With 60 million people under one health provider, the NHS has the capacity to curate world-leading data and insight into the best patient treatments and associated genetic characteristics. If successful, this will also be a highly valuable resource to attract drug companies to perform precision clinical trials and studies in the UK, and provide invaluable patient data to newcomers in the market such as nutriceuticals, health app designers and food & drink producers. This resource could drive an ecosystem of small & medium enterprise (SME) and start-ups to build health-based products built on a detailed understanding of patient population and individual subject characteristics.

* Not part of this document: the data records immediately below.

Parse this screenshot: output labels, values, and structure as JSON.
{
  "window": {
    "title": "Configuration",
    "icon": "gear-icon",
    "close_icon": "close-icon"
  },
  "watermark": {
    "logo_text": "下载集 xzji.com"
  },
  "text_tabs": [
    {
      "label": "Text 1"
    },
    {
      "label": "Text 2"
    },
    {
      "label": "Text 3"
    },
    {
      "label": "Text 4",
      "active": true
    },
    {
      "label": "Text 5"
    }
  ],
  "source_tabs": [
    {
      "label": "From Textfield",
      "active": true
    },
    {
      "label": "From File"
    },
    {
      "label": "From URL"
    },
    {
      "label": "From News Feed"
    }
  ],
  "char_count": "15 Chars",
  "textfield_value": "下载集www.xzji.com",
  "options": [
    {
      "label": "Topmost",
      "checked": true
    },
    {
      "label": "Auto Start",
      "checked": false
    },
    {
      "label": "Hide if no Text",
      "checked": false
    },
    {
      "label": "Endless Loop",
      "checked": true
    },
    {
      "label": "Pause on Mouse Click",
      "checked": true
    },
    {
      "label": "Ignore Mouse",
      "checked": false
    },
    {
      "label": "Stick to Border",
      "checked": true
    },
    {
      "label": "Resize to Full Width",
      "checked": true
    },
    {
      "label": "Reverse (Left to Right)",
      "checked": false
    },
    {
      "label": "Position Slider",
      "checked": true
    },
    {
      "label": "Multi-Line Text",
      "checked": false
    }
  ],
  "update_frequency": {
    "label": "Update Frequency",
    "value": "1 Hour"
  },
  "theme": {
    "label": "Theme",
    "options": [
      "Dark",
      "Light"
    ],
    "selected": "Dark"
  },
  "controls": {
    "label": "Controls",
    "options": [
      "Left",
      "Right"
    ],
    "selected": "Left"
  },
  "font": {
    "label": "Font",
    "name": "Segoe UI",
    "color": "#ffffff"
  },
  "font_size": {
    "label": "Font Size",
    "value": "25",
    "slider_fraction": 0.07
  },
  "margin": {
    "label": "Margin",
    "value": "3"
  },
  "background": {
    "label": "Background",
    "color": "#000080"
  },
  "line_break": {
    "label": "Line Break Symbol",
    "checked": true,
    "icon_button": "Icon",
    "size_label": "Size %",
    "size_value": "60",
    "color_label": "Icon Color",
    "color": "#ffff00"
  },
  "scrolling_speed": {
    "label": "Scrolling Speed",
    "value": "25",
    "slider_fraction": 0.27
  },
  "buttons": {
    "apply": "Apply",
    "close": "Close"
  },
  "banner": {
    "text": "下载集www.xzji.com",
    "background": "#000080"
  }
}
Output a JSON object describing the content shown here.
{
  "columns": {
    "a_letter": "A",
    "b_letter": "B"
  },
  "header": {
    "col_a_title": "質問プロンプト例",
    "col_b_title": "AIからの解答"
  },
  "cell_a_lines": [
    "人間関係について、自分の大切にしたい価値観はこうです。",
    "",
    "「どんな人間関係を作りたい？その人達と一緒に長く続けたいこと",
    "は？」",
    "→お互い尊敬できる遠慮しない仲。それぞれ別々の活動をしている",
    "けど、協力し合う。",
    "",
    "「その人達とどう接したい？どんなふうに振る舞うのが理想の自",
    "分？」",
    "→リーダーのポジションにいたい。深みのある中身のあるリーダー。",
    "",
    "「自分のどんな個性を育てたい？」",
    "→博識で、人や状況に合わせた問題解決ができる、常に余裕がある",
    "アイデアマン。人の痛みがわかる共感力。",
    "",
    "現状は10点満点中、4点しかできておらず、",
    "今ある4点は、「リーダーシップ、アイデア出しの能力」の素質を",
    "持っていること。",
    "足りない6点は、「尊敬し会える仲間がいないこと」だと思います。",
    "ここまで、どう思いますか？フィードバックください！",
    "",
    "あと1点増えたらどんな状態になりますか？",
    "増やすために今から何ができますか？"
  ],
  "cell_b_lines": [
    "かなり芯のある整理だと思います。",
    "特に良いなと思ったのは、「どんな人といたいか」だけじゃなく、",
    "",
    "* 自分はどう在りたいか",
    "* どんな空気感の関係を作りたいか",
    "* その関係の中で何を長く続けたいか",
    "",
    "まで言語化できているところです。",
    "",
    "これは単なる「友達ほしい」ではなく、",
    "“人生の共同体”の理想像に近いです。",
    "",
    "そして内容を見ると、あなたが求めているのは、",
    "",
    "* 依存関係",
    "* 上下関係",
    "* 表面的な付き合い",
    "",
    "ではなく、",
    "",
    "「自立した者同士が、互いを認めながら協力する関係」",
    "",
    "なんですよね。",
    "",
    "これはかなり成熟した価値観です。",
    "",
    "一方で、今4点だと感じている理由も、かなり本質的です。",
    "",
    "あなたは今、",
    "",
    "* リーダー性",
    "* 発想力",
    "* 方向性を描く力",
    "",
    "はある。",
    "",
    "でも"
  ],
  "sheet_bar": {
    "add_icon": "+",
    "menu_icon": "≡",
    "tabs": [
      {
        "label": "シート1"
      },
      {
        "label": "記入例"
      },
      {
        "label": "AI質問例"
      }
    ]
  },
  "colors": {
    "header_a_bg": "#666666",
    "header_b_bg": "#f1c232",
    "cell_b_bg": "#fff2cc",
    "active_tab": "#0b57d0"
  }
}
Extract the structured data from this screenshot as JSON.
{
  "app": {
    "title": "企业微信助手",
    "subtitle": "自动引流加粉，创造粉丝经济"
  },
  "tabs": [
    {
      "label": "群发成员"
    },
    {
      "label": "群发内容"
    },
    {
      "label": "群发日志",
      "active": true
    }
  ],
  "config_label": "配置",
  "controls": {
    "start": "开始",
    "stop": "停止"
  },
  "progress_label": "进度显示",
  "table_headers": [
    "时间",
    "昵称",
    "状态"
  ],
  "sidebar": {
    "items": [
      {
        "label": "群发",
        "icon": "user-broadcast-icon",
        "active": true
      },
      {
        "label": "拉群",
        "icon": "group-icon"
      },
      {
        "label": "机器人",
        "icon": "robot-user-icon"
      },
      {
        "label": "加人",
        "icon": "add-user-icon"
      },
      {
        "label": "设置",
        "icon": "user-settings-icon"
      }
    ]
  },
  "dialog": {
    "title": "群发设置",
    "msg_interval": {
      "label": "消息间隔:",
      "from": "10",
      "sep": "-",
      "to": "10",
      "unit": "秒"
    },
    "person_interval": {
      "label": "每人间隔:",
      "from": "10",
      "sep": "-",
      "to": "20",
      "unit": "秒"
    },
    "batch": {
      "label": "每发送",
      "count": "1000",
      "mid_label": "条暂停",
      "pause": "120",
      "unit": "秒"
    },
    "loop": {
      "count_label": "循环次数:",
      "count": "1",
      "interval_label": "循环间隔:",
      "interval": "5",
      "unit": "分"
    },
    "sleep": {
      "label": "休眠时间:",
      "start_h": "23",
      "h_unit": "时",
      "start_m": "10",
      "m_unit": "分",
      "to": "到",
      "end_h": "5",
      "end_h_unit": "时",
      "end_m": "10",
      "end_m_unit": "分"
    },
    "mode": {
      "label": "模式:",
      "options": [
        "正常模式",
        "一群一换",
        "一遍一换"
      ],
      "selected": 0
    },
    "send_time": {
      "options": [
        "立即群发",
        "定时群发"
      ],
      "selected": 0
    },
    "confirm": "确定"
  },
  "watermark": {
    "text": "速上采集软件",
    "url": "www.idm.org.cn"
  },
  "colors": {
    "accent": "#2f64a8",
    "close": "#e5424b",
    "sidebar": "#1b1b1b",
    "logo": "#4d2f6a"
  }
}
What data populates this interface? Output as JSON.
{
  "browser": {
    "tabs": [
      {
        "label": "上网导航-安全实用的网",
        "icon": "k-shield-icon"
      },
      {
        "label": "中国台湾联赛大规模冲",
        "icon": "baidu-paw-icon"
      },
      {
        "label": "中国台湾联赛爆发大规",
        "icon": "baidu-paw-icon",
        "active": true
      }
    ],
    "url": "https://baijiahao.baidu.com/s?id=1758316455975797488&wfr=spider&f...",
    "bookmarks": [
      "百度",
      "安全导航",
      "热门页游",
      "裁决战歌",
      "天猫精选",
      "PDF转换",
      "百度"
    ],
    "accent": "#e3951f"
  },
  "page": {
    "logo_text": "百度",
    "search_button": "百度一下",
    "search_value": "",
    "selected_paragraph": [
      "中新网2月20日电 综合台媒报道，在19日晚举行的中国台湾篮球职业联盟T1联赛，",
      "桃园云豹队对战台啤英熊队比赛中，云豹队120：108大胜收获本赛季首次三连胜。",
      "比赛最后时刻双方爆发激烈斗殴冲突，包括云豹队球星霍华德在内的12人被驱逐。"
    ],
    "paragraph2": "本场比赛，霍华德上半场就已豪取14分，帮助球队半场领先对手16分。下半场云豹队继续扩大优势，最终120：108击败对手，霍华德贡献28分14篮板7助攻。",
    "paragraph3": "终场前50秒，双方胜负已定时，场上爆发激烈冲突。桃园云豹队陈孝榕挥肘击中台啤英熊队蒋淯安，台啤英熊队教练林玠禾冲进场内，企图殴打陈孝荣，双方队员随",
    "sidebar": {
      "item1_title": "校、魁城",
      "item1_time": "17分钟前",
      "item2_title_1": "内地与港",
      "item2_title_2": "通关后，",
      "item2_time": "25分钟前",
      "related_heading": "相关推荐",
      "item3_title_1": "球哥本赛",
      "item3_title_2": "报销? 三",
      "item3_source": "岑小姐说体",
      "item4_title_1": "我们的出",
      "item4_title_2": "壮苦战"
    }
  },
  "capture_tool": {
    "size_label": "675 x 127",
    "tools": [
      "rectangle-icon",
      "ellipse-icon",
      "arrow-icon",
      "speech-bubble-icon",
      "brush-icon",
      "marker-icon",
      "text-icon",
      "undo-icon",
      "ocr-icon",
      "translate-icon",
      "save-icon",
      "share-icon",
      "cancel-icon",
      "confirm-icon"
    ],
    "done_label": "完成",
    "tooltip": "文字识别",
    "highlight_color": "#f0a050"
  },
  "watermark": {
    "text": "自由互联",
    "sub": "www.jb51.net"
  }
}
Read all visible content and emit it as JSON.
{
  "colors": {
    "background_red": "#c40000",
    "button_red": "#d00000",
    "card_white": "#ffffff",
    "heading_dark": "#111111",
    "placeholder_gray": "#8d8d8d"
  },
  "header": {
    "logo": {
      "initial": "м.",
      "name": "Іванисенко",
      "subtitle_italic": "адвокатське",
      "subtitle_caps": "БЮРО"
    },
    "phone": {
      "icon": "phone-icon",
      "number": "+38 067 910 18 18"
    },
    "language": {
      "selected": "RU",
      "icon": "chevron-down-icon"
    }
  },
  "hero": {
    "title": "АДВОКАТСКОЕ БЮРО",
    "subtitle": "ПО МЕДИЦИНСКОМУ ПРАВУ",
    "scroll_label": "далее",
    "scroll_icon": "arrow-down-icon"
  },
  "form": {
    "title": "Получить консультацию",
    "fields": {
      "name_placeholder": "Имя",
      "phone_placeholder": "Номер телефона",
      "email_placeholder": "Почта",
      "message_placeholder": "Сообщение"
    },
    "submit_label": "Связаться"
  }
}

Key to the success of the project will be:
- Quality of the clinical and genomic data that is collected and stored
- Reproducibility and accuracy of genomic sequencing
- Data analysis and presentation to support research and clinical decision-making, which is critical to ensuring the information is usable by different communities
Genomic sequencing techniques are still rapidly evolving, resulting in challenges in preparing samples for analysis and in consistent data analysis. Having a single/small number of sites will help this tremendously, but end to end data management (from sample to report) is key to reproducibility, audit trails and data provenance.
The ability to stratify patient populations enables pharma companies to run smaller, more efficacious trials because the predicted outcome is so much more impactful. Profiling large patient populations for clinical characteristics and molecular markers will be a huge benefit to pharma and UK-based trials, allowing populations to be stratified to a strong responding set of target patients, which will often be smaller than a standard trial.
£100m shows a strong commitment to create a knowledge resource to be reckoned with, although realistically this budget will quickly be eaten up over the course of five years.
IDBS is supporting this field in a number of major UK hospitals, many of whom recently spoke at the IDBS Translational Medicine Symposium in London. Quality of clinical data, standardization of genetic analysis and challenges in combining clinical and genomic data were all key topics.